STARKVILLE — The word out of Jackson is now that Gov. Phil Bryant has signed the Alyce G. Clarke Mississippi Lottery Act into law, it will take about a year to get the lottery up and running. When that transpires, Mississippians who want to play the lottery and those non-gamblers who will merely benefit from the tax revenue should give pause to remember the great lady for whom the lottery act was named.
There are few Mississippi legislators for whom I have greater personal and professional respect than Rep. Alyce Griffin Clarke, the Democrat from Jackson. A home economist and nutritionist by education, the Yazoo City native is a 1961 graduate of Alcorn State University.
The first African-American woman to serve in the Mississippi Legislature, Mrs. Clarke’s tenure in the Mississippi House began in 1985. The Mississippi Lottery Act is not the first state law named in Clarke’s honor. Her longtime support of the concept of drug courts led to that law being named The Alyce Griffin Clarke Act as well.
For most of her tenure in public office, Clarke has been living with multiple sclerosis. She has relied on a cane for a number of years as she gracefully walked the marbled halls of the Capitol. Her physical challenges never impacted her keen intellect or the grace and dignity of her legislative service.

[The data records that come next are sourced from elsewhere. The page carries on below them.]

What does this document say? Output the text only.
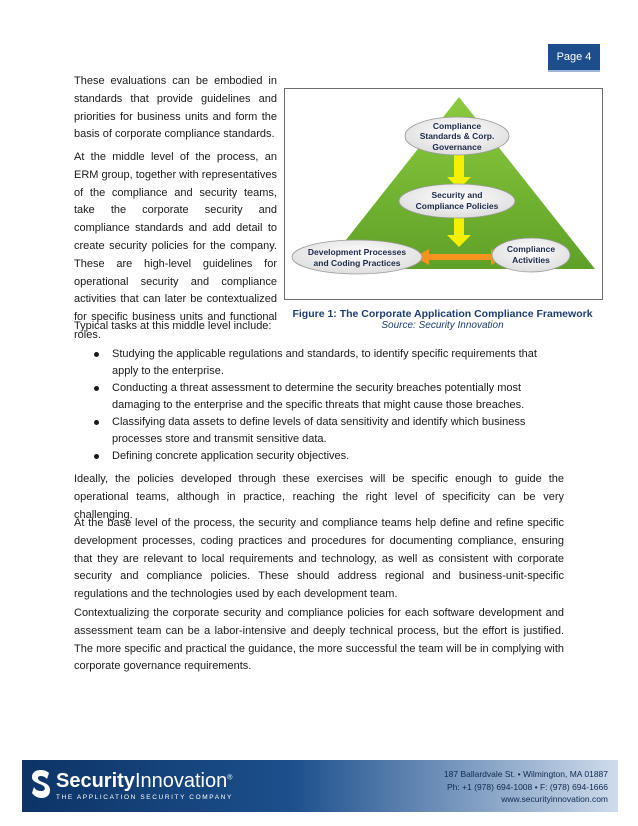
Page 4

These evaluations can be embodied in standards that provide guidelines and priorities for business units and form the basis of corporate compliance standards.

At the middle level of the process, an ERM group, together with representatives of the compliance and security teams, take the corporate security and compliance standards and add detail to create security policies for the company. These are high-level guidelines for operational security and compliance activities that can later be contextualized for specific business units and functional roles.

Typical tasks at this middle level include:

Compliance
Standards & Corp.
Governance
Security and
Compliance Policies
Development Processes
and Coding Practices
Compliance
Activities
Figure 1: The Corporate Application Compliance Framework
Source: Security Innovation
Studying the applicable regulations and standards, to identify specific requirements that apply to the enterprise.
Conducting a threat assessment to determine the security breaches potentially most damaging to the enterprise and the specific threats that might cause those breaches.
Classifying data assets to define levels of data sensitivity and identify which business processes store and transmit sensitive data.
Defining concrete application security objectives.

Ideally, the policies developed through these exercises will be specific enough to guide the operational teams, although in practice, reaching the right level of specificity can be very challenging.

At the base level of the process, the security and compliance teams help define and refine specific development processes, coding practices and procedures for documenting compliance, ensuring that they are relevant to local requirements and technology, as well as consistent with corporate security and compliance policies. These should address regional and business-unit-specific regulations and the technologies used by each development team.

Contextualizing the corporate security and compliance policies for each software development and assessment team can be a labor-intensive and deeply technical process, but the effort is justified. The more specific and practical the guidance, the more successful the team will be in complying with corporate governance requirements.

SecurityInnovation®
THE APPLICATION SECURITY COMPANY
187 Ballardvale St. • Wilmington, MA 01887
Ph: +1 (978) 694-1008 • F: (978) 694-1666
www.securityinnovation.com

Over the course of my own interactions with the Legislature as a reporter, I’ve seen instances of racism, sexism and chauvinism, but Clarke’s determined and dignified nature and her polite toughness — think velvet glove over a steely hand — allowed her to overcome most of that nonsense. Powerful men, even those in the opposing party, respect “Miss Alyce” because she quietly but surely demands it.
But Gov. Bryant and the legislative leadership didn’t name the lottery bill after Clarke because they felt sorry for her afflictions or because of her advancing age. Rep. Clarke has for almost two decades persistently introduced legislation to bring the lottery to Mississippi, only to see the bill killed in the committee system by the influence of the strange political bedfellows who teamed up to kill it — usually the churches and the casinos.
Every state in the union sanctions the lotteries except Alabama, Alaska, Hawaii, Nevada, and Utah. People in those five states have to drive across state lines to buy lottery tickets. And in the past in Mississippi, people were doing so in droves.
And yes, lotteries are regressive taxes by nature and odds of winning are infinitesimal to the point that lottery ticket buyers are 250 times more likely to be struck by lightning than to win the Powerball.
Rep. Clarke knows those odds and those facts. She’s a solid Christian woman with the highest moral and ethical values. But she saw the lines of cars taking Mississippi lottery players to Louisiana, Arkansas, Tennessee and Florida to buy lottery tickets, and she wondered why a portion of those funds couldn’t stay in Mississippi to fund highways or education or public health or a host of other needs.
Each year when Clarke filed her lottery legislation, legislative colleagues killed it in the name of either protecting the existing casino industry or protecting us from ourselves in terms of religious and moral concerns. But stubbornly, defiantly, Rep. Clarke came back each year and filed her lottery bill again, and again, and again.
Rep. Clarke had vision, determination, and most of all, patience.